Formally known as Rumex pseudonatronatus, it is the more common of the three Rumex found in Western Canada. Curled dock tends to be a bigger problem in Eastern and Central Canada, while its twin, western dock, is less of a problem.
Many broadleaf herbicides will control the weed, but timing is critical.
Dock can also be controlled with vertical tillage or shallow tilling after harvest and in low areas that escaped earlier spraying.
It can escape post-emergent control, especially when seeding gets an early start and soil remains cold, such as this year.
The large, curly leaves quickly shade the surrounding plants, which reduces crop yield, or at least costs the producer another pass with the sprayer.
The weed can be tough to tame if it escapes spring control.
Glyphosate and glufosinate are effective, so herbicide tolerant systems provide an option. Clearfield crops also work well.

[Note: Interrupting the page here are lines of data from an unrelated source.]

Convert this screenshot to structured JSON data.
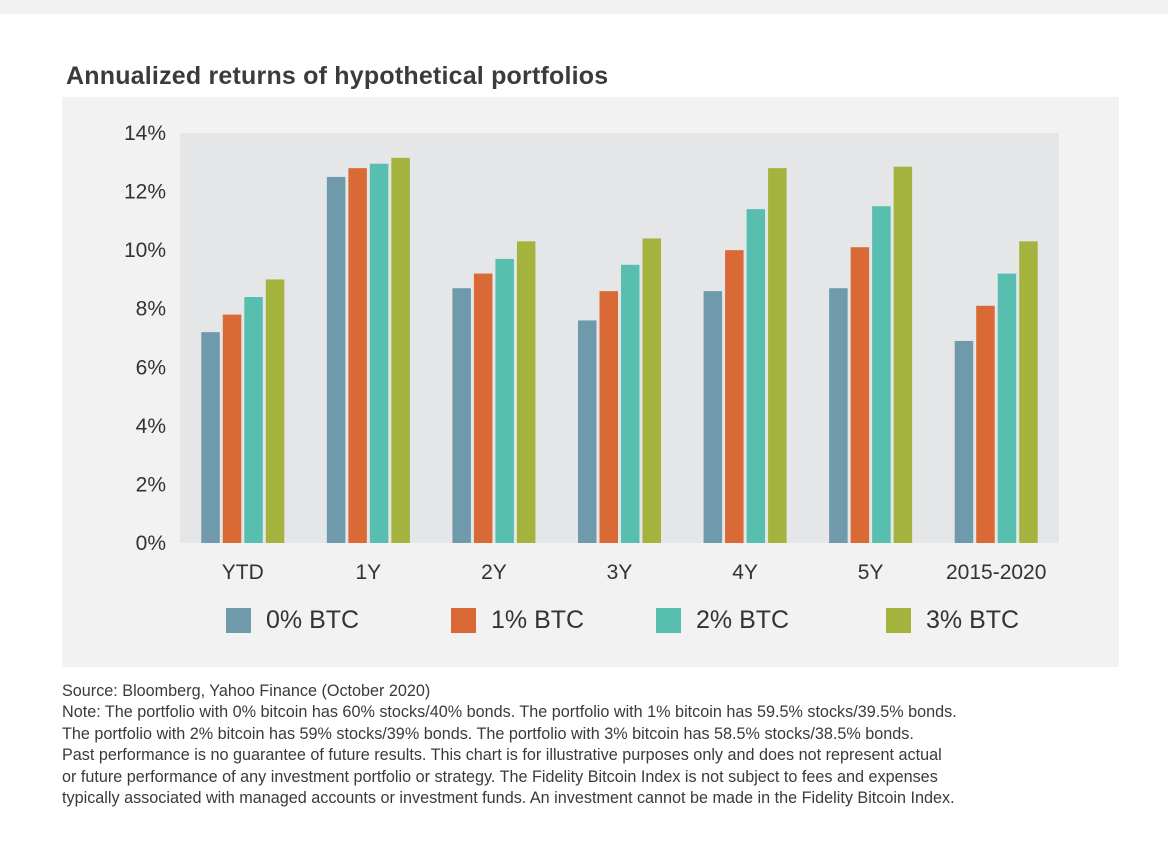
{
  "title": "Annualized returns of hypothetical portfolios",
  "chart_data": {
    "type": "bar",
    "categories": [
      "YTD",
      "1Y",
      "2Y",
      "3Y",
      "4Y",
      "5Y",
      "2015-2020"
    ],
    "series": [
      {
        "name": "0% BTC",
        "color": "#6f9aab",
        "values": [
          7.2,
          12.5,
          8.7,
          7.6,
          8.6,
          8.7,
          6.9
        ]
      },
      {
        "name": "1% BTC",
        "color": "#da6a35",
        "values": [
          7.8,
          12.8,
          9.2,
          8.6,
          10.0,
          10.1,
          8.1
        ]
      },
      {
        "name": "2% BTC",
        "color": "#58bfb0",
        "values": [
          8.4,
          12.95,
          9.7,
          9.5,
          11.4,
          11.5,
          9.2
        ]
      },
      {
        "name": "3% BTC",
        "color": "#a3b33e",
        "values": [
          9.0,
          13.15,
          10.3,
          10.4,
          12.8,
          12.85,
          10.3
        ]
      }
    ],
    "yticks": [
      "0%",
      "2%",
      "4%",
      "6%",
      "8%",
      "10%",
      "12%",
      "14%"
    ],
    "ylim": [
      0,
      14
    ],
    "plot_background": "#e5e6e8",
    "grid": false,
    "legend_position": "bottom"
  },
  "source": "Source: Bloomberg, Yahoo Finance (October 2020)",
  "note_lines": [
    "Note: The portfolio with 0% bitcoin has 60% stocks/40% bonds. The portfolio with 1% bitcoin has 59.5% stocks/39.5% bonds.",
    "The portfolio with 2% bitcoin has 59% stocks/39% bonds. The portfolio with 3% bitcoin has 58.5% stocks/38.5% bonds.",
    "Past performance is no guarantee of future results. This chart is for illustrative purposes only and does not represent actual",
    "or future performance of any investment portfolio or strategy. The Fidelity Bitcoin Index is not subject to fees and expenses",
    "typically associated with managed accounts or investment funds. An investment cannot be made in the Fidelity Bitcoin Index."
  ]
}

Spot spraying glyphosate at 2.83 to 4.86 litres per acre of the 360 grams per litre product in 10 gallons per acre of water works if the weed reaches the bud stage.
Group 4 chemistries are effective.
Spot applications of dicamba (Banvel 2) can be used if the weed establishes in rangeland, as long as plenty of water is used to carry it.
Producers are advised to use .92 litres per acre of Banvel II in 10 to 20 gallons of water per acre on actively growing weeds for top growth control.
Picloram with 2,4-D (Grazon) and aminopyralid and 2,4-D (Restore 2) can also be used in pasture situations with the right plant populations.
An application of 500 grams per litre of MCPA amine or 2,4-D amine applied at .45 to .7 litres per acre will control top growth.
Dichlorprop and 2,4-D at .71 litres per acre suppresses the weed when plants are less than 50 millimetres tall.
Semi-mature plants are slow to react to systemic herbicides. Agronomists suggest waiting a couple of weeks to mow if sloughs are being controlled with herbicides to ensure that the weeds are killed.